Item selection process

The objectives of the item reduction process were to create a significantly shorter version of the SarQoL questionnaire that would represent as much of the conceptual model of the Overall QoL score of the original questionnaire as possible, and thus also be highly correlated with the same score.

The item selection process was carried out in two phases, presented in Fig. 1. The first phase served to collect and collate as much information on the properties of the items and domains in the SarQoL questionnaire. This phase started off with the calculation of item-impact scores to determine which items in the SarQoL questionnaire are the most relevant and impactful for sarcopenic people. For this purpose, we combined data collected in Brazil, the Czech Republic, the UK, Belgium (two separate cohorts), Poland, Spain and Switzerland. All data were collected in non-interventional studies (transversal and cohort) from community-dwelling older people (60 years and older) who were evaluated for sarcopenia according to the EWGSOP criteria [22]. In total, data from 1950 participants were included in this dataset, of which 267 were diagnosed as sarcopenic.
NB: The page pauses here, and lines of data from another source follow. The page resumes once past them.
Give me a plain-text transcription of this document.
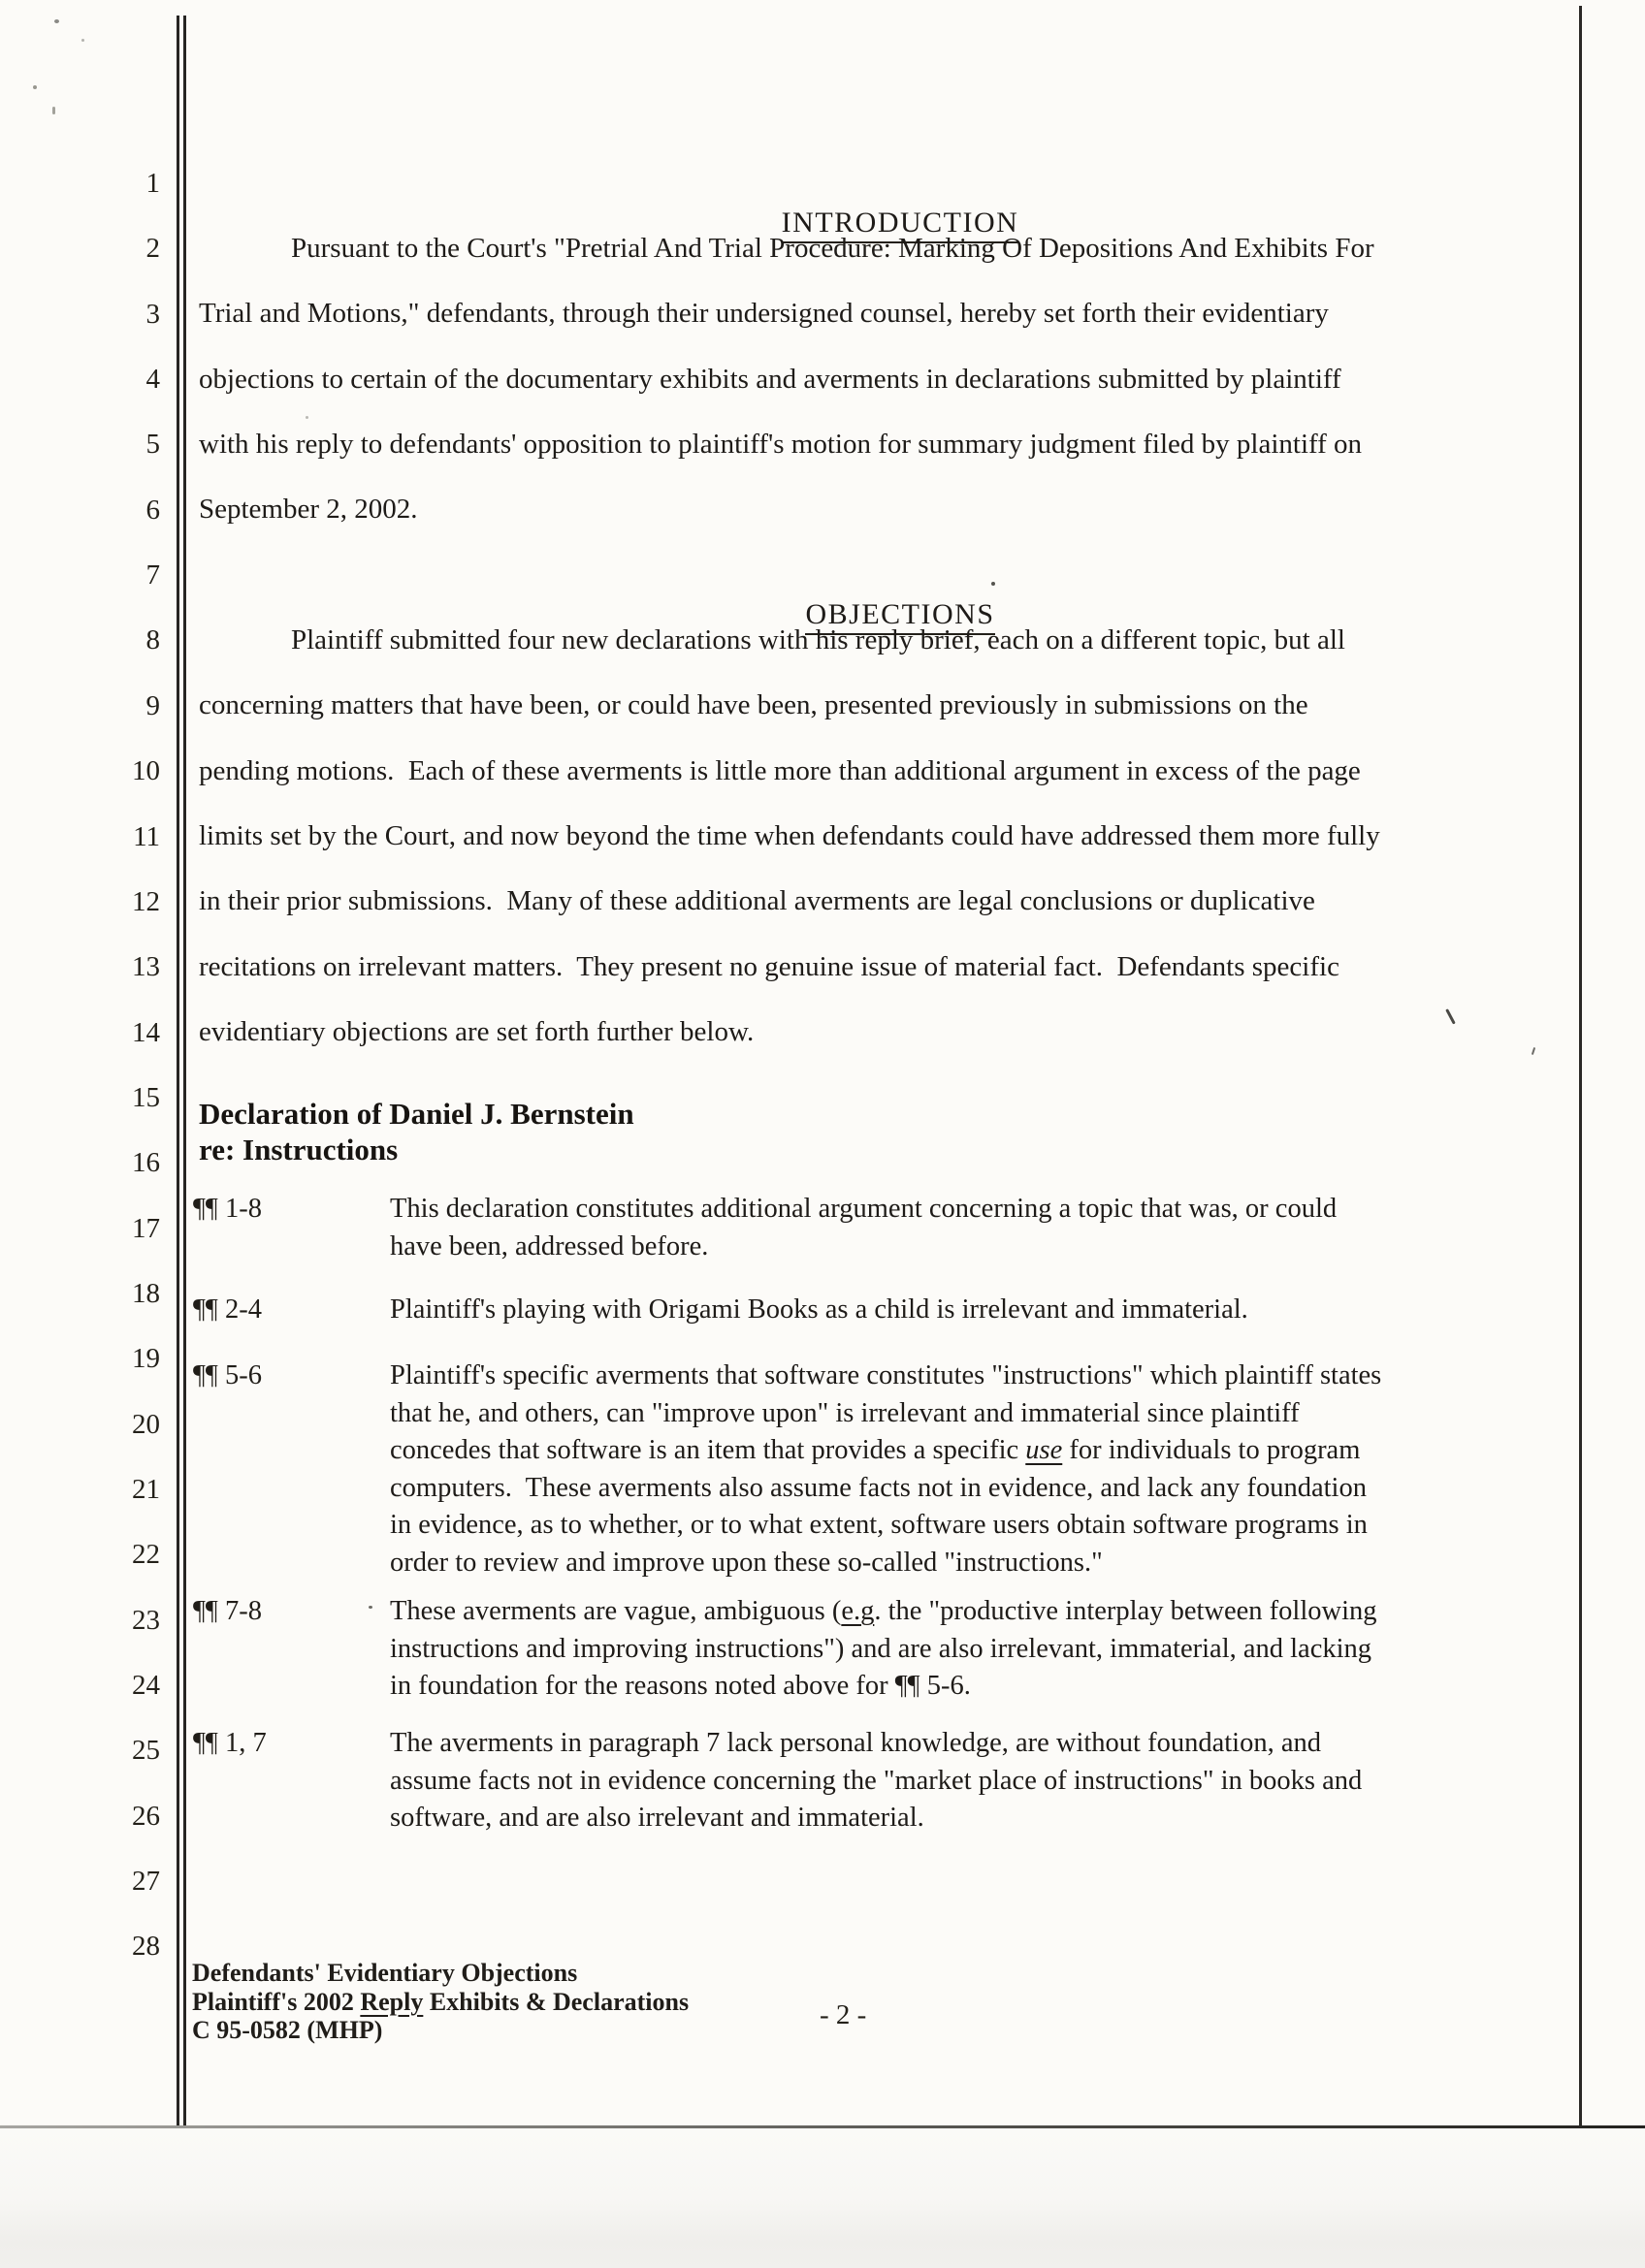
1
2
3
4
5
6
7
8
9
10
11
12
13
14
15
16
17
18
19
20
21
22
23
24
25
26
27
28

INTRODUCTION

Pursuant to the Court's "Pretrial And Trial Procedure: Marking Of Depositions And Exhibits For
Trial and Motions," defendants, through their undersigned counsel, hereby set forth their evidentiary
objections to certain of the documentary exhibits and averments in declarations submitted by plaintiff
with his reply to defendants' opposition to plaintiff's motion for summary judgment filed by plaintiff on
September 2, 2002.

OBJECTIONS

Plaintiff submitted four new declarations with his reply brief, each on a different topic, but all
concerning matters that have been, or could have been, presented previously in submissions on the
pending motions.  Each of these averments is little more than additional argument in excess of the page
limits set by the Court, and now beyond the time when defendants could have addressed them more fully
in their prior submissions.  Many of these additional averments are legal conclusions or duplicative
recitations on irrelevant matters.  They present no genuine issue of material fact.  Defendants specific
evidentiary objections are set forth further below.
Declaration of Daniel J. Bernstein
re: Instructions
¶¶ 1-8	This declaration constitutes additional argument concerning a topic that was, or could
have been, addressed before.
¶¶ 2-4	Plaintiff's playing with Origami Books as a child is irrelevant and immaterial.
¶¶ 5-6	Plaintiff's specific averments that software constitutes "instructions" which plaintiff states
that he, and others, can "improve upon" is irrelevant and immaterial since plaintiff
concedes that software is an item that provides a specific use for individuals to program
computers.  These averments also assume facts not in evidence, and lack any foundation
in evidence, as to whether, or to what extent, software users obtain software programs in
order to review and improve upon these so-called "instructions."
¶¶ 7-8	These averments are vague, ambiguous (e.g. the "productive interplay between following
instructions and improving instructions") and are also irrelevant, immaterial, and lacking
in foundation for the reasons noted above for ¶¶ 5-6.
¶¶ 1, 7	The averments in paragraph 7 lack personal knowledge, are without foundation, and
assume facts not in evidence concerning the "market place of instructions" in books and
software, and are also irrelevant and immaterial.
Defendants' Evidentiary Objections
Plaintiff's 2002 Reply Exhibits & Declarations
C 95-0582 (MHP)	- 2 -
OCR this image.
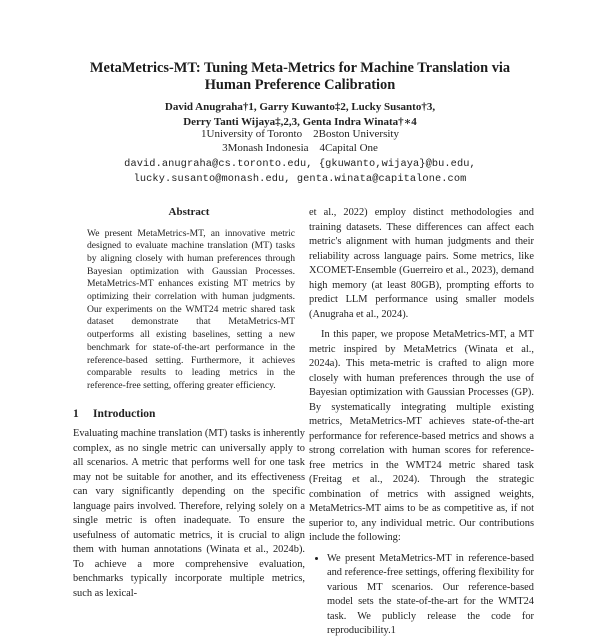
MetaMetrics-MT: Tuning Meta-Metrics for Machine Translation via
Human Preference Calibration
David Anugraha†1, Garry Kuwanto‡2, Lucky Susanto†3,
Derry Tanti Wijaya‡,2,3, Genta Indra Winata†∗4
1University of Toronto    2Boston University
3Monash Indonesia    4Capital One
david.anugraha@cs.toronto.edu, {gkuwanto,wijaya}@bu.edu,
lucky.susanto@monash.edu, genta.winata@capitalone.com
Abstract

We present MetaMetrics-MT, an innovative metric designed to evaluate machine translation (MT) tasks by aligning closely with human preferences through Bayesian optimization with Gaussian Processes. MetaMetrics-MT enhances existing MT metrics by optimizing their correlation with human judgments. Our experiments on the WMT24 metric shared task dataset demonstrate that MetaMetrics-MT outperforms all existing baselines, setting a new benchmark for state-of-the-art performance in the reference-based setting. Furthermore, it achieves comparable results to leading metrics in the reference-free setting, offering greater efficiency.

1 Introduction

Evaluating machine translation (MT) tasks is inherently complex, as no single metric can universally apply to all scenarios. A metric that performs well for one task may not be suitable for another, and its effectiveness can vary significantly depending on the specific language pairs involved. Therefore, relying solely on a single metric is often inadequate. To ensure the usefulness of automatic metrics, it is crucial to align them with human annotations (Winata et al., 2024b). To achieve a more comprehensive evaluation, benchmarks typically incorporate multiple metrics, such as lexical-

et al., 2022) employ distinct methodologies and training datasets. These differences can affect each metric's alignment with human judgments and their reliability across language pairs. Some metrics, like XCOMET-Ensemble (Guerreiro et al., 2023), demand high memory (at least 80GB), prompting efforts to predict LLM performance using smaller models (Anugraha et al., 2024).

In this paper, we propose MetaMetrics-MT, a MT metric inspired by MetaMetrics (Winata et al., 2024a). This meta-metric is crafted to align more closely with human preferences through the use of Bayesian optimization with Gaussian Processes (GP). By systematically integrating multiple existing metrics, MetaMetrics-MT achieves state-of-the-art performance for reference-based metrics and shows a strong correlation with human scores for reference-free metrics in the WMT24 metric shared task (Freitag et al., 2024). Through the strategic combination of metrics with assigned weights, MetaMetrics-MT aims to be as competitive as, if not superior to, any individual metric. Our contributions include the following:

• We present MetaMetrics-MT in reference-based and reference-free settings, offering flexibility for various MT scenarios. Our reference-based model sets the state-of-the-art for the WMT24 task. We publicly release the code for reproducibility.1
By calculating the prevalence of an item occurring (those that experienced an item divided by those that did not) and dividing this by the mean impact, a ranking was established from most relevant and impactful to least [23]. The first phase of the item selection process continued with a 2-round modified Delphi method, so that the patient’s perspective quantified by the item-impact scores could be complemented with the opinion of health care professionals and researchers. We targeted researchers and clinicians involved in sarcopenia research who had previous experience with the SarQoL questionnaire, through use, translation, validation or development, and invited them to participate. The participants were provided with an Excel file wherein they were able to categorize each of the 55 items as either “must absolutely be kept in a short form” or “could be discarded”. Items were organized and presented per domain. In the second round, the participants were once again asked to categorize the items in the SarQoL questionnaire (keep or discard), but were now also provided the item-impact scores as well as the percentage of participants who agreed on whether to keep or discard an item in the first round. Consensus at the end of the second round was defined as 70% agreement. During both rounds, participants were able to add comments on their choices. The information from the Delphi method, the item-impact scores, and the already published information concerning the clinimetric properties of the SarQoL questionnaire was summarized into a report at the end of the first stage.

Fig. 1
figure 1

Development of the SF-SarQoL

In the second phase of the item reduction process the report compiled at the end of phase one was presented to an expert group consisting of researchers specialized in sarcopenia and QoL, a clinical practitioner and a questionnaire methodologist (AG, CB, OB, ML, CM, SG). These discussed the available information and decided on the inclusion or exclusion of a number of items. As recommended in the guidelines formulated by Goetz et al., the expert group was asked to consider content validity (i.e. the results from the item-impact study and the Delphi method) as having the most weight in the decision-making process, followed by clinimetric properties and finally any additional analyses (factor analysis, correlations, or subgroup analyses) that were performed. To ensure an important reduction of the length of the questionnaire, an arbitrary goal of at least a 65% reduction was chosen at the start of the selection process, while maintaining the relative weight of the seven domains in the SarQoL questionnaire.

Validation phase

Population and study design

For the validation of the SF-SarQoL, we contacted the 314 participants who had previously participated in the fourth and/or fifth year of follow-up of the SarcoPhAge (Sarcopenia and Physical impairment with advancing Age) study [24]. In short, this study recruited older, community-dwelling volunteers from the Liège province of Belgium, and invited them once a year for a battery of physical and other measurements. Given that sarcopenia was the main focus of the SarcoPhAge study, body composition, muscle strength and physical performance were evaluated at each visit with dual-energy X-ray absorptiometry, a hydraulic hand-dynamometer and the Short Physical Performance Battery. Details on the SarcoPhAge study design and results have been reported previously [24, 25]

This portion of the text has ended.